Secondo l’AIKSCC almeno 300 mila contadini si siano suicidati in India tra il 1995 e il 2016. In questo Paese dall’economia in costante crescita, per l’agricoltura gli anni recenti sono stati durissimi, e il governo Modi non ha rispettato gli impegni presi quattro anni fa, quando molti lavoratori della terra credettero alle sue promesse in campagna elettorale. Alla crisi dei prezzi sul mercato si abbinano i costi ormai proibitivi del gasolio, e dei fertilizzanti, e, in molte zone del Paese, i danni causati dal cambiamento climatico.

Ecco allora le richieste della marcia, molto precise, spiegate dagli organizzatori: una sessione speciale del Parlamento, che in tre settimane discuta la situazione dell’agricoltura e prenda provvedimenti; la cancellazione una tantum dei debiti, e l’aumento dei prezzi minimi dei prodotti sul mercato, che non viene compensato adeguatamente dal contributo dato, anche se in moltissimi casi non arriva, dallo Stato.

Ma i problemi non finiscono qui, aggiunge P. Sainath, fondatore dell’Archivio dell’India Rurale: “Ci sono molti diritti da acquisire, per le donne, che in molti Stati non possono essere proprietarie della terra, per i mezzadri, sempre a rischio di essere cacciati di casa se non pagano l’affitto, e per le tribù, che non hanno ancora il pieno diritto sulle foreste che curano da secoli”.

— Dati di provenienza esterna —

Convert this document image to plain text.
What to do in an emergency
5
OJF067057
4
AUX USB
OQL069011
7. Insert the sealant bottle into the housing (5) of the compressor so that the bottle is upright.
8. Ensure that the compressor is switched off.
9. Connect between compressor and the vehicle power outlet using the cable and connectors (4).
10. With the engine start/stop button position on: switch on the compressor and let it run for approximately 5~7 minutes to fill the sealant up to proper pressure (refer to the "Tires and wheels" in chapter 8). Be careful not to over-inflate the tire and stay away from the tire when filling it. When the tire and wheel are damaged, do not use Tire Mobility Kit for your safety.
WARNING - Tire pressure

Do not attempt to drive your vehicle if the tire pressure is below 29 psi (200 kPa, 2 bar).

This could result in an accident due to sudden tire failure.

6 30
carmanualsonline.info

I manifestanti sono stati raggiunti, anche da Raul Gandhi, che ha sposato la causa dei contadini come uno dei temi portanti della battaglia elettorale del Congresso, l’ex governatore del Jammu&Kasmhir Farooq Abdullah, e il governatore di Delhi, Arvind Kejriwal, che ha mediato con la polizia tutta notte per ottenere che la manifestazione potesse avvicinarsi al Parlamento e molti altri esponenti dei partiti all’opposizione. La protagonista della marcia, tuttavia, non è stata oggi la politica dei partiti: è stata la quasi metà dell’India che vive di stenti nelle campagne.